Contoh konkret di lapangan menunjukkan bahwa sekolah-sekolah yang berhasil menerapkan kurikulum diferensiasi mampu meningkatkan partisipasi dan hasil belajar siswa secara signifikan. Siswa yang sebelumnya pasif atau tertinggal menjadi lebih percaya diri, karena pembelajaran dirancang sesuai dengan gaya dan ritme belajar mereka.
Peran Guru dan Sekolah
Guru memegang peranan sentral dalam implementasi kurikulum diferensiasi di kelas inklusif. Guru perlu memiliki kompetensi pedagogik yang mumpuni, termasuk keterampilan asesmen formatif, kemampuan membuat rancangan pembelajaran fleksibel, dan kepekaan terhadap kebutuhan sosial-emosional siswa.

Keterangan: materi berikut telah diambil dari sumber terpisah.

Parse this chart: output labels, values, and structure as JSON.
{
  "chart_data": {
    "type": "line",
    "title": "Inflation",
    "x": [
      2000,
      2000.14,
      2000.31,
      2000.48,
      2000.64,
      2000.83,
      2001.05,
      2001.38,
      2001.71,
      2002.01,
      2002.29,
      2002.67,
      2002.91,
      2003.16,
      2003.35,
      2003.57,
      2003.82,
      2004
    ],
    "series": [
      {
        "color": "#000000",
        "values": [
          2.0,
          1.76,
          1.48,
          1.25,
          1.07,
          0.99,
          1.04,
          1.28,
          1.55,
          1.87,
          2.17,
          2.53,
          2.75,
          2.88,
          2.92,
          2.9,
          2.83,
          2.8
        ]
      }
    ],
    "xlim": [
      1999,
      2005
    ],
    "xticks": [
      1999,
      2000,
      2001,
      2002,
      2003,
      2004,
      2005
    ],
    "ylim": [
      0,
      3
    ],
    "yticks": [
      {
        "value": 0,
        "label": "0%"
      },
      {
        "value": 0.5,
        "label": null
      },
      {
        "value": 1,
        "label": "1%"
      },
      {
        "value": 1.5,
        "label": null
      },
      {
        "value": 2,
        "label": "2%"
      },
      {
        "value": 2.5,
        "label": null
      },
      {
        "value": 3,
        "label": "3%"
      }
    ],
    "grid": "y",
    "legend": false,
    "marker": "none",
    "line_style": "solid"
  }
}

Sekolah, sebagai institusi, juga harus memberikan dukungan melalui kebijakan yang adaptif, pelatihan guru secara berkala, serta penyediaan sumber daya belajar yang variatif. Kolaborasi dengan orang tua dan tenaga pendamping profesional seperti guru pendamping khusus (GPK) juga menjadi bagian integral dari keberhasilan program ini.
Penutup
Integrasi kurikulum diferensiasi dalam pembelajaran inklusif di kelas rendah SD merupakan langkah progresif menuju sistem pendidikan yang lebih adil dan bermartabat. Dengan pendekatan ini, setiap anak memiliki kesempatan untuk tumbuh dan berkembang sesuai dengan potensi terbaiknya.
Sudah saatnya sistem pendidikan kita benar-benar menjadi ruang yang ramah bagi semua anak, tanpa terkecuali. Karena pada akhirnya, pendidikan bukan hanya tentang mengajar, tetapi tentang merangkul setiap anak dalam perjalanan belajarnya.